Add applications

This topic describes how to add applications that users and vendors can access through Remote Access.

Overview

Applications are what is provisioned to a vendor or user. The application provisioned provides access to the PVWA. You can set up multiple applications per site, as necessary.

Examples of when you might want to set up multiple applications:

• Applications that use different authentication methods (SAML, OpendID, or none).

• Different Vault environments (Production, Dev, Test, other).

Before you begin

Before you can add applications, make sure you added at least one site.

Add applications

1. Go to the Sites page and click Add application for the site you want to add an application to.

   

2. Enter the following details:

   Details	Description
   Application name	The name of the application that users can access through this Remote Access tenant. This name appears on the application tile end users will access.
   Authentication method	The authentication method that Remote Access uses to authenticate users to the PVWA. Choose from the following options: SAML - Use the Remote Access service as a SAML identity provider (IDP) to authenticate users to the PVWA. For details, see Configure SAML authentication. OpenID - Enable Remote Access users to authenticate to applications via an OpenID identity layer. For details, see Configure OpenID authentication. None - Direct the user to the PVWA login page where they provide existing login credentials. This user must have credentials to an existing Vault account.
   Internal URL	The URL within your network that Remote Access connects to when users authenticate. To enable users to connect to the PVWA, specify the PVWA URL using the following syntax: https://[PVWAADDRESS]
   Ignore/Check Application Certificate	The Remote Access connector can validate the certificate received from the internal URLs before transmitting the session out through the secure tunnel. This is an optional setting. For more information about certification validation, see (Optional) Validate the certificate. below.
   External URL	The URL that is displayed to users. This contains the application name, alias name, and the Remote Access domain name.
   Add nested URL	The URL of an internal application. To enable users to connect to target computers through the PSM HTML5 gateway, set the internal URL of the PSM HTML5 gateway using the following syntax: https://[PSMHTML5GWADDRESS]
   CyberArk PAM - Self-Hosted user logon name (for company user access)	The internal property of the user account that identifies the user's Vault name in PAM - Self-Hosted. By default for Privilege Cloud tenants, this is set to userprinciplename.

3. (Optional) Validate the certificate.

   You can verify that connections to the Internal Application (PVWA) and Nested Application (PSM HTML5 GW) are secured with a specific SSL certificate before a user session is passed out of the internal network via the secure Remote Access tunnel.

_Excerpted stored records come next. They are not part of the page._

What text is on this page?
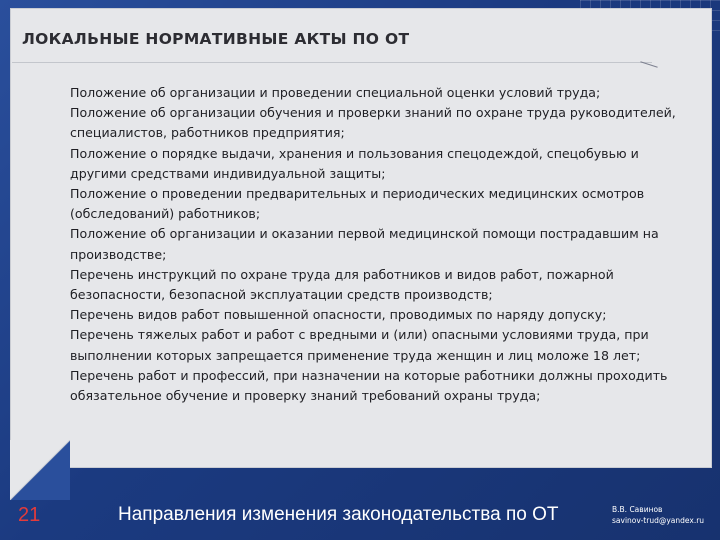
ЛОКАЛЬНЫЕ НОРМАТИВНЫЕ АКТЫ ПО ОТ
Положение об организации и проведении специальной оценки условий труда;
Положение об организации обучения и проверки знаний по охране труда руководителей, специалистов, работников предприятия;
Положение о порядке выдачи, хранения и пользования спецодеждой, спецобувью и другими средствами индивидуальной защиты;
Положение о проведении предварительных и периодических медицинских осмотров (обследований) работников;
Положение об организации и оказании первой медицинской помощи пострадавшим на производстве;
Перечень инструкций по охране труда для работников и видов работ, пожарной безопасности, безопасной эксплуатации средств производств;
Перечень видов работ повышенной опасности, проводимых по наряду допуску;
Перечень тяжелых работ и работ с вредными и (или) опасными условиями труда, при выполнении которых запрещается применение труда женщин и лиц моложе 18 лет;
Перечень работ и профессий, при назначении на которые работники должны проходить обязательное обучение и проверку знаний требований охраны труда;
21	Направления изменения законодательства по ОТ	В.В. Савинов
savinov-trud@yandex.ru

   Certificate requirements

   Each certificate must meet the following criteria:

   • It must match the signing certificate of the intended application

   • It must be Base-64 encoded X.509. (.cer or .pem extension)

   • It must be the Public CA or the root certificate that was used to sign the App/Nested App (PVWA/PSM HTML5GW) certificates.

   Select or add a certificate

   • Click Check application certificates and select the certificate to use.

     

   OR

   1. Click Check application certificates then click Manage certificates > Add new certificate.

      

   2. Assign a meaningful name to this certificate and then click Upload certificate to open a browser window and select the relevant certificate.

      

   Make sure that the correct certificate is selected in the Check application certificate or Check nested application certificate field, depending on which certificate you are currently setting.

   

4. Click Add application to add the new application to the Remote Access portal.

Test the connection to the PVWA

After you have defined a connection to a PVWA, you can check the connection with a Remote Access test user.

Initially, Remote Access assigns the AleroTestUser username to all tenant admin users. After you set your Active Directory credentials in the CyberArk Mobile app, the connection is tested with your company name.

1. Log in to the CyberArk Digital Vault and create a user called AleroTestUser. Assign this user permissions in the Safes that users will access through the Remote Access portal, so that you can test the Remote Access connection.

   

2. In the Remote Access portal, on the Applications page, click the More actions button on an application tile and then click Connect.

   

3. Confirm the username and click Connect to be directed to the PVWA.

Admin actions for applications

The Applications page displays a list of all the applications that you can access through Remote Access and the number of sessions that were active during the last hour.

For each application, the admin can perform the following actions from the More actions menu on the application tile.

Action	Description
Connect	Open a username field and test the newly created connection to the application with the provided username.
Invite Vendor	Open the Invite Vendor form. For more details, see Invite Vendors.
Show configuration	Open the application-specific authentication information that is used to configure Remote Access for the PVWA application. For more information, see Configure authentication.
Hide	Deactivate the application manually. Invited vendors will no longer be able to access the application.